Passage
put on the whole armour of God, for your being able to stand against the wiles of the devil,
put on the whole armour of God, for your being able to stand against the wiles of the devil,
Ephesians 6:9 And the masters! the same things do ye unto them, letting threatening alone, having known that also your Master is in the heavens, and acceptance of persons is not with him.
Ephesians 6:10 As to the rest, my brethren, be strong in the Lord, and in the power of his might;
Ephesians 6:11 put on the whole armour of God, for your being able to stand against the wiles of the devil,
Ephesians 6:12 because we have not the wrestling with blood and flesh, but with the principalities, with the authorities, with the world-rulers of the darkness of this age, with the spiritual things of the evil in the heavenly places;
Ephesians 6:13 because of this take ye up the whole armour of God, that ye may be able to resist in the day of the evil, and all things having done--to stand.

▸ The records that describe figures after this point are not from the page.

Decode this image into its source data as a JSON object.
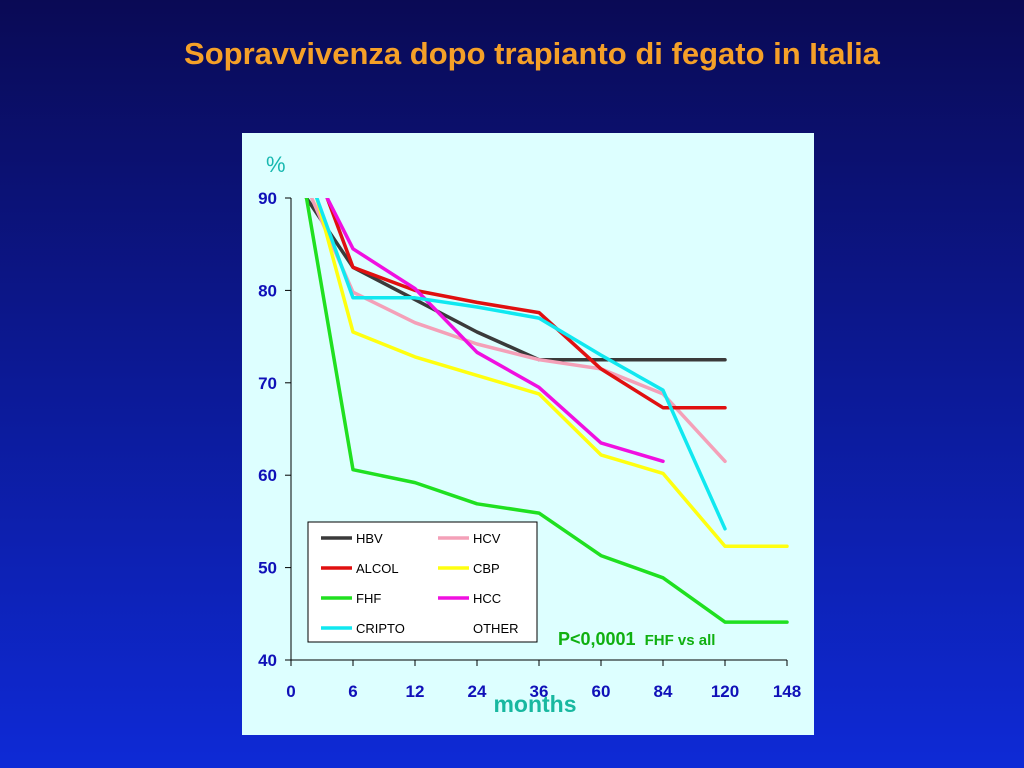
{
  "title": "Sopravvivenza dopo trapianto di fegato in Italia",
  "chart_data": {
    "type": "line",
    "ylabel": "%",
    "xlabel": "months",
    "x_ticks": [
      "0",
      "6",
      "12",
      "24",
      "36",
      "60",
      "84",
      "120",
      "148"
    ],
    "y_ticks": [
      40,
      50,
      60,
      70,
      80,
      90
    ],
    "ylim": [
      40,
      90
    ],
    "grid": false,
    "legend_placement": "bottom-left",
    "annotation": {
      "main": "P<0,0001",
      "sub": "FHF vs all"
    },
    "series": [
      {
        "name": "HBV",
        "color": "#3a3a3a",
        "x": [
          1.5,
          6,
          12,
          24,
          36,
          60,
          84,
          120
        ],
        "y": [
          90,
          82.5,
          79,
          75.5,
          72.5,
          72.5,
          72.5,
          72.5
        ]
      },
      {
        "name": "HCV",
        "color": "#f4a0b8",
        "x": [
          2,
          6,
          12,
          24,
          36,
          60,
          84,
          120
        ],
        "y": [
          90,
          79.8,
          76.5,
          74.2,
          72.5,
          71.5,
          68.8,
          61.5
        ]
      },
      {
        "name": "ALCOL",
        "color": "#e01010",
        "x": [
          3.5,
          6,
          12,
          24,
          36,
          60,
          84,
          120
        ],
        "y": [
          90,
          82.5,
          80,
          78.7,
          77.6,
          71.5,
          67.3,
          67.3
        ]
      },
      {
        "name": "CBP",
        "color": "#ffff10",
        "x": [
          2.5,
          6,
          12,
          24,
          36,
          60,
          84,
          120,
          148
        ],
        "y": [
          90,
          75.5,
          72.8,
          70.8,
          68.8,
          62.2,
          60.2,
          52.3,
          52.3
        ]
      },
      {
        "name": "FHF",
        "color": "#20e020",
        "x": [
          1.5,
          6,
          12,
          24,
          36,
          60,
          84,
          120,
          148
        ],
        "y": [
          90,
          60.6,
          59.2,
          56.9,
          55.9,
          51.3,
          48.9,
          44.1,
          44.1
        ]
      },
      {
        "name": "HCC",
        "color": "#f010e0",
        "x": [
          3.5,
          6,
          12,
          24,
          36,
          60,
          84
        ],
        "y": [
          90,
          84.5,
          80.2,
          73.3,
          69.5,
          63.5,
          61.5
        ]
      },
      {
        "name": "CRIPTO",
        "color": "#10e8f0",
        "x": [
          2.5,
          6,
          12,
          24,
          36,
          60,
          84,
          120
        ],
        "y": [
          90,
          79.2,
          79.2,
          78.2,
          77,
          73,
          69.2,
          54.2
        ]
      },
      {
        "name": "OTHER",
        "color": "",
        "x": [],
        "y": []
      }
    ]
  }
}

The verse centers on "whole", "armour", "able", "stand", "against", "wiles", and "devil". It is saying that the verse draws attention to "whole" and "armour", so its meaning should be read from those terms before moving to application.

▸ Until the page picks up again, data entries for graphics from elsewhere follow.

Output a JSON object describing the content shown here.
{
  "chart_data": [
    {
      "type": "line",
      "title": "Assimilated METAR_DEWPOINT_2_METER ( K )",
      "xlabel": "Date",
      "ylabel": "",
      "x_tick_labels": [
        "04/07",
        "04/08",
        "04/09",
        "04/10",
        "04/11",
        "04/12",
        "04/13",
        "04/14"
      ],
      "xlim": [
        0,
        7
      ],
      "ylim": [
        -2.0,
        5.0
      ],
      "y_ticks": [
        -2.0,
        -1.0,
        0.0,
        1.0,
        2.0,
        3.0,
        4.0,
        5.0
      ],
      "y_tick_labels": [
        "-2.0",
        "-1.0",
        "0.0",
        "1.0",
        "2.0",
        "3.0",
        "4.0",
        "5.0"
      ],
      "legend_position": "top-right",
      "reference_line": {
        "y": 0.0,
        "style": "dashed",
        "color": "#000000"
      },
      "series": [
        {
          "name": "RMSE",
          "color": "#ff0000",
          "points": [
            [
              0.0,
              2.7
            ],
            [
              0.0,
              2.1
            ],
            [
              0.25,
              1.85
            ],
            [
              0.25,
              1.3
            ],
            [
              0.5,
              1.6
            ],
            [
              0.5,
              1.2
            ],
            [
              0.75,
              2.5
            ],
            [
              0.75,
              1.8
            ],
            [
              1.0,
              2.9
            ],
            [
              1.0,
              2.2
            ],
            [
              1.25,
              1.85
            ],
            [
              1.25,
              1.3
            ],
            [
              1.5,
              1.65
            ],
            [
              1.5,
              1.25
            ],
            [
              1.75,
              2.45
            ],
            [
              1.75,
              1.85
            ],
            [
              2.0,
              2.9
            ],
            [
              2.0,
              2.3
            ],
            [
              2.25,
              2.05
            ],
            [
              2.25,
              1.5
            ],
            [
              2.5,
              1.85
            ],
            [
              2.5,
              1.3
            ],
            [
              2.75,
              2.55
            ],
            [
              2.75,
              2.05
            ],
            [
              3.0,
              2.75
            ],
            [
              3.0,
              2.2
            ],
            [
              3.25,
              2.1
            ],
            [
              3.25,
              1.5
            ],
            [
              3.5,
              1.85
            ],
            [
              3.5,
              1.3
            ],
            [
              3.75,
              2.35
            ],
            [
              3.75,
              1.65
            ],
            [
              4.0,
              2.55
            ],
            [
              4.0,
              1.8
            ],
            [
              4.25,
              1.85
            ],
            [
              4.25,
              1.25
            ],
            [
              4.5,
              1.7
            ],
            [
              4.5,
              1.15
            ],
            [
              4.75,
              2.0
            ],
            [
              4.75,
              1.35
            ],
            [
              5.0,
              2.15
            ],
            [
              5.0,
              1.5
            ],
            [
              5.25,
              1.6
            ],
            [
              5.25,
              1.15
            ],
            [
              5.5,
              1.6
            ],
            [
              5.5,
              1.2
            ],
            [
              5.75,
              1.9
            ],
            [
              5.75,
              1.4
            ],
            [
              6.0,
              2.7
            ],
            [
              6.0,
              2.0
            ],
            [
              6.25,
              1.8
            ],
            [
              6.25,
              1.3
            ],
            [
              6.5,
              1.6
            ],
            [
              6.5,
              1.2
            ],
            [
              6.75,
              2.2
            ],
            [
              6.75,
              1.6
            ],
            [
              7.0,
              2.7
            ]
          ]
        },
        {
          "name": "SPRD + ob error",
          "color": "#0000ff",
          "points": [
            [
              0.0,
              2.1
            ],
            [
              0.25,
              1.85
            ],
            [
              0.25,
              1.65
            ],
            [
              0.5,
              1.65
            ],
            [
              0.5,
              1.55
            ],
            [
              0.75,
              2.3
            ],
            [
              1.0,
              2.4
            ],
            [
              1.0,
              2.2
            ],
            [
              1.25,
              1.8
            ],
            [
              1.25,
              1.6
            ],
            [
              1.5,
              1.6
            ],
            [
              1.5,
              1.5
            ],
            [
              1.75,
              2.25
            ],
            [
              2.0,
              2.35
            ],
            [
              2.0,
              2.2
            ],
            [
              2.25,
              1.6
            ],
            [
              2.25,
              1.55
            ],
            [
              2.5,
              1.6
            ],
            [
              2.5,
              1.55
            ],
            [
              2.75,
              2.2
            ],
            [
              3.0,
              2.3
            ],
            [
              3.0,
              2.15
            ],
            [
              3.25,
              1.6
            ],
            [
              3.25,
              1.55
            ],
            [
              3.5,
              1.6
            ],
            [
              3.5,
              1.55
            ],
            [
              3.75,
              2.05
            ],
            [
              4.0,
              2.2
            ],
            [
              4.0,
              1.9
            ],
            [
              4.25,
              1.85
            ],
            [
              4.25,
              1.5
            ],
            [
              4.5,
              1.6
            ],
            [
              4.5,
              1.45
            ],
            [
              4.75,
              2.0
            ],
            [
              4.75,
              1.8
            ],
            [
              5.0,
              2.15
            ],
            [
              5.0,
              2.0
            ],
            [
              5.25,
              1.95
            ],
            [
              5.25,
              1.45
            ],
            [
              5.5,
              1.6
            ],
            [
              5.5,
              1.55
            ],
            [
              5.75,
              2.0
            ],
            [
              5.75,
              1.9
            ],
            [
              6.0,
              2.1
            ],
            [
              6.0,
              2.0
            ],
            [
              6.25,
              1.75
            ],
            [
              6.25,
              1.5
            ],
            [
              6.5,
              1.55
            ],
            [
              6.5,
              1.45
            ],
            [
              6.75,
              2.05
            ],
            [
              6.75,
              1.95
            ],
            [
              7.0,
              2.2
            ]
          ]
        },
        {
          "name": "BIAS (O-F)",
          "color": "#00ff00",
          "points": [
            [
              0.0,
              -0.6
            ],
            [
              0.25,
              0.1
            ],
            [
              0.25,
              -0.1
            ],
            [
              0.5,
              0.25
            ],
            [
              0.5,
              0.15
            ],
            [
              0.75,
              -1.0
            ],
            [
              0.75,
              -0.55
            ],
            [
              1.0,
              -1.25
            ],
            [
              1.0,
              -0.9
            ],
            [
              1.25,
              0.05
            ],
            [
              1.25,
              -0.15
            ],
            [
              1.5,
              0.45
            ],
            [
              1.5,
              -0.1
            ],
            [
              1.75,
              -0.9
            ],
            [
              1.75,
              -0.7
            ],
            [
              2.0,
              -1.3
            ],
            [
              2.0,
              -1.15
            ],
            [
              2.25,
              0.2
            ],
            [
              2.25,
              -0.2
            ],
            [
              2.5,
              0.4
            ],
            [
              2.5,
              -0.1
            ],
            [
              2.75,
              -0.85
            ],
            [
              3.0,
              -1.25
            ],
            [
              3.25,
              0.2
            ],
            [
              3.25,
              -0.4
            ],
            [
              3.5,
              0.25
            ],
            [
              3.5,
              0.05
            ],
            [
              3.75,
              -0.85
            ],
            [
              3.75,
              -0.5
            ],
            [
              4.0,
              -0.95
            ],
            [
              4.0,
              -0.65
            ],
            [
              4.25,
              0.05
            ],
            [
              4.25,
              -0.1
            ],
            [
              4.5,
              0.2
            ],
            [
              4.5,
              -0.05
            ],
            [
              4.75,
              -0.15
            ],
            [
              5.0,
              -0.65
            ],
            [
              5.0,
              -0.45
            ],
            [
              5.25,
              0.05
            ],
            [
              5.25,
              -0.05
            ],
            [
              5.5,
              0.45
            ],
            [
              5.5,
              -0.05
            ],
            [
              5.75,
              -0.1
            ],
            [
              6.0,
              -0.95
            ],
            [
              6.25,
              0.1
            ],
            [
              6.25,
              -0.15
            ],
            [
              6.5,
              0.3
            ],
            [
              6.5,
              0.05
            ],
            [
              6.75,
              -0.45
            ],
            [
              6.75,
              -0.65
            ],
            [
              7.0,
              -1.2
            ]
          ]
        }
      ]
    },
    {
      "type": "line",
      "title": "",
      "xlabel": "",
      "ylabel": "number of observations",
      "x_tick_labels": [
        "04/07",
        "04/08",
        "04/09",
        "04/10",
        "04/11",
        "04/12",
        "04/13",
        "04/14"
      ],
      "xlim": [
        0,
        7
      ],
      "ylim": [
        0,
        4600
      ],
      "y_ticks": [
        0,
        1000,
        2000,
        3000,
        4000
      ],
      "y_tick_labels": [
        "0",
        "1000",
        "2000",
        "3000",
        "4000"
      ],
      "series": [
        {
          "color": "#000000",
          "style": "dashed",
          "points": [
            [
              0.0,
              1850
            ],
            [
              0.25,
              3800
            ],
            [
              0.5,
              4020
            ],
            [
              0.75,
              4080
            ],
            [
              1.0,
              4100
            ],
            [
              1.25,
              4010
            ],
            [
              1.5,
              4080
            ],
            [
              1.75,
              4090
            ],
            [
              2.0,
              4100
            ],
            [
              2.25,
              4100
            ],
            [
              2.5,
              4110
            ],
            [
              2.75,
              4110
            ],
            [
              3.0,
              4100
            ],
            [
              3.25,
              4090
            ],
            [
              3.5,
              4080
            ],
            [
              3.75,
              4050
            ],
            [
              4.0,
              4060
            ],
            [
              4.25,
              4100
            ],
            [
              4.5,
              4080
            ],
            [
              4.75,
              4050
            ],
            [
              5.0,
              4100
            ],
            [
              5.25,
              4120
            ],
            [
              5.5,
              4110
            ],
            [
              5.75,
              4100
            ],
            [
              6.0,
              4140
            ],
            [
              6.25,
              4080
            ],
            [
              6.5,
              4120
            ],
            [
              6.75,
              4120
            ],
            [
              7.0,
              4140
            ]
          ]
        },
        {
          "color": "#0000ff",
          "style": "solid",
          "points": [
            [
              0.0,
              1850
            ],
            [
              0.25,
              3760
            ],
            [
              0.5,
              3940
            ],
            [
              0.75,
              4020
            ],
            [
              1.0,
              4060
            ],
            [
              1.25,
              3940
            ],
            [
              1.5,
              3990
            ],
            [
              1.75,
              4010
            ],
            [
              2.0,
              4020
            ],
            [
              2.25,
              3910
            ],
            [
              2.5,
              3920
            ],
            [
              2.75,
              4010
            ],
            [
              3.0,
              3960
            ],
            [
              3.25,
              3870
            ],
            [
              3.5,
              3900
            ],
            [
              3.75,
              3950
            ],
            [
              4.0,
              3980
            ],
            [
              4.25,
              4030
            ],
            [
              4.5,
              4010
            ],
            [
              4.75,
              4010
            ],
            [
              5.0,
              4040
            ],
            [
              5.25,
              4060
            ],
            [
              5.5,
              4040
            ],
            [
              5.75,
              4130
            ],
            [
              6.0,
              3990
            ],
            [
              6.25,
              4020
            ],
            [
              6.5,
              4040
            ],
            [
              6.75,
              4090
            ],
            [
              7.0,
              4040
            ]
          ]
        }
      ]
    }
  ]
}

The nearby context moves from verse 10's "As to the rest my brethren be..." into verse 12's "because we have not the wrestling with...", so "whole" and "armour" belong inside that flow. In Ephesians context, the local focus is grace, union with Christ, the church, and new creation.
A plain takeaway is to answer the verse's own emphasis on "whole" and "armour" with trust shaped by these words, not by a vague optimism outside the passage.